CogEvo-Edu: Cognitive Evolution Educational Multi-Agent Collaborative System
Yefeng Wu, Yuchen Song, Yecheng Zhao, Ling Wu, Shan Wan
TL;DR
The paper tackles the challenge of sustaining coherent, personalized DSP tutoring over long interactions by reframing retrieval, memory, and control as a coupled cognitive-evolution process. It introduces CogEvo-Edu, a hierarchical system with a Cognitive Perception Layer (CPL), Knowledge Evolution Layer (KEL), and Meta-Control Layer (MCL) to evolve student models, knowledge bases, and teaching policies jointly.
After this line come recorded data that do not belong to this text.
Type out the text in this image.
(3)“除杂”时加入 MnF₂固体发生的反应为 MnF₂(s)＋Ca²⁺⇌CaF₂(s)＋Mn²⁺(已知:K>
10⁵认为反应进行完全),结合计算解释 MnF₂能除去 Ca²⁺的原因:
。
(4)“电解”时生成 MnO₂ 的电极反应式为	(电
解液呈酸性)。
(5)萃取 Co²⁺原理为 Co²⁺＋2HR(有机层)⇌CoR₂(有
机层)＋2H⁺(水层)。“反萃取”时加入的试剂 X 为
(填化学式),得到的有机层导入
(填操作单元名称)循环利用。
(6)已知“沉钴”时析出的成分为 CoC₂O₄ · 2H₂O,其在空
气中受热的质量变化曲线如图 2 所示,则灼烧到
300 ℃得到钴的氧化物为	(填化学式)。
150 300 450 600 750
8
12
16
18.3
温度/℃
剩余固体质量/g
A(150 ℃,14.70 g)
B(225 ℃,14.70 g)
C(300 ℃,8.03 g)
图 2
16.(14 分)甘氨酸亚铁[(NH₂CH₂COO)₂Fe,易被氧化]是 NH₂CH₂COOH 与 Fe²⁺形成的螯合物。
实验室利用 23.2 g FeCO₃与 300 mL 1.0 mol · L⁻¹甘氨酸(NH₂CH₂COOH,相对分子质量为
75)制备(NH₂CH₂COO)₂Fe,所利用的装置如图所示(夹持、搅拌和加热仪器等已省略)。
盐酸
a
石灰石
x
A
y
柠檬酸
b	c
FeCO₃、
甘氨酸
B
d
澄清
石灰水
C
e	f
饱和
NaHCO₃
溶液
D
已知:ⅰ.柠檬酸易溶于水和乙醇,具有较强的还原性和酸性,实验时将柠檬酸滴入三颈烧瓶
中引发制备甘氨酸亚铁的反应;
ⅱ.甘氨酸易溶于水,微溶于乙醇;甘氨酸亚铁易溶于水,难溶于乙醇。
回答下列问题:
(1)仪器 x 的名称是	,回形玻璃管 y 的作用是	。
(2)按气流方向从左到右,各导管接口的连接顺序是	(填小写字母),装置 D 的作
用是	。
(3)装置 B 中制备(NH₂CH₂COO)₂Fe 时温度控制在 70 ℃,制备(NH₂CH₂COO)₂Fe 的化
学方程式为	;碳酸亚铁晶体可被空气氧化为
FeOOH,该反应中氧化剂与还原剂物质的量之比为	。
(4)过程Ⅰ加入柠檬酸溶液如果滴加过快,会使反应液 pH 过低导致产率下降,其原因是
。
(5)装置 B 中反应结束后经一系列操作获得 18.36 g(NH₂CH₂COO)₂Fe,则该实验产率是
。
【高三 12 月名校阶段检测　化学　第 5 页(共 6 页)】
Through the DSP-EduBench benchmark and an LLM-as-Judge ensemble, CogEvo-Edu achieves substantial performance gains over static RAG and single-agent baselines, demonstrating improved factual accuracy, contextual relevance, memory coherence, personalization, knowledge guidance, and strategy flexibility. The work highlights the value of dynamic, value-driven knowledge management and multi-agent orchestration for long-horizon educational interactions with LLM tutors.
Abstract
Large language models (LLMs) are increasingly deployed as conversational tutors in STEM education, yet most systems still rely on a single LLM with a static retrieval-augmented generation (RAG) pipeline over course materials. This design struggles in complex domains such as digital signal processing (DSP), where tutors must maintain coherent long-term student models, manage heterogeneous knowledge bases, and adapt teaching strategies over extended interactions. We argue that retrieval, memory, and control should be treated as a coupled cognitive evolution process. We instantiate this view in CogEvo-Edu, a hierarchical educational multi-agent system comprising a Cognitive Perception Layer (CPL), a Knowledge Evolution Layer (KEL), and a Meta-Control Layer (MCL). CPL maintains dual memories and performs confidence-weighted consolidation to build structured, self-correcting student profiles under limited context. KEL assigns each knowledge chunk a spatiotemporal value that drives activation, semantic compression, and forgetting. MCL formulates tutoring as hierarchical sequential decision making, orchestrating specialized agents and jointly adapting CPL/KEL hyperparameters via a dual inner--outer loop. To evaluate CogEvo-Edu, we construct DSP-EduBench, a vertical benchmark for DSP tutoring with heterogeneous resources, simulated student profiles, and long-horizon interaction scripts. Using a three-model LLM-as-a-Judge ensemble, CogEvo-Edu raises the overall score from 5.32 to 9.23 and improves all six indicators over static RAG, simple memory, and a single-agent variant, demonstrating the value of jointly evolving student profiles, knowledge bases, and teaching policies.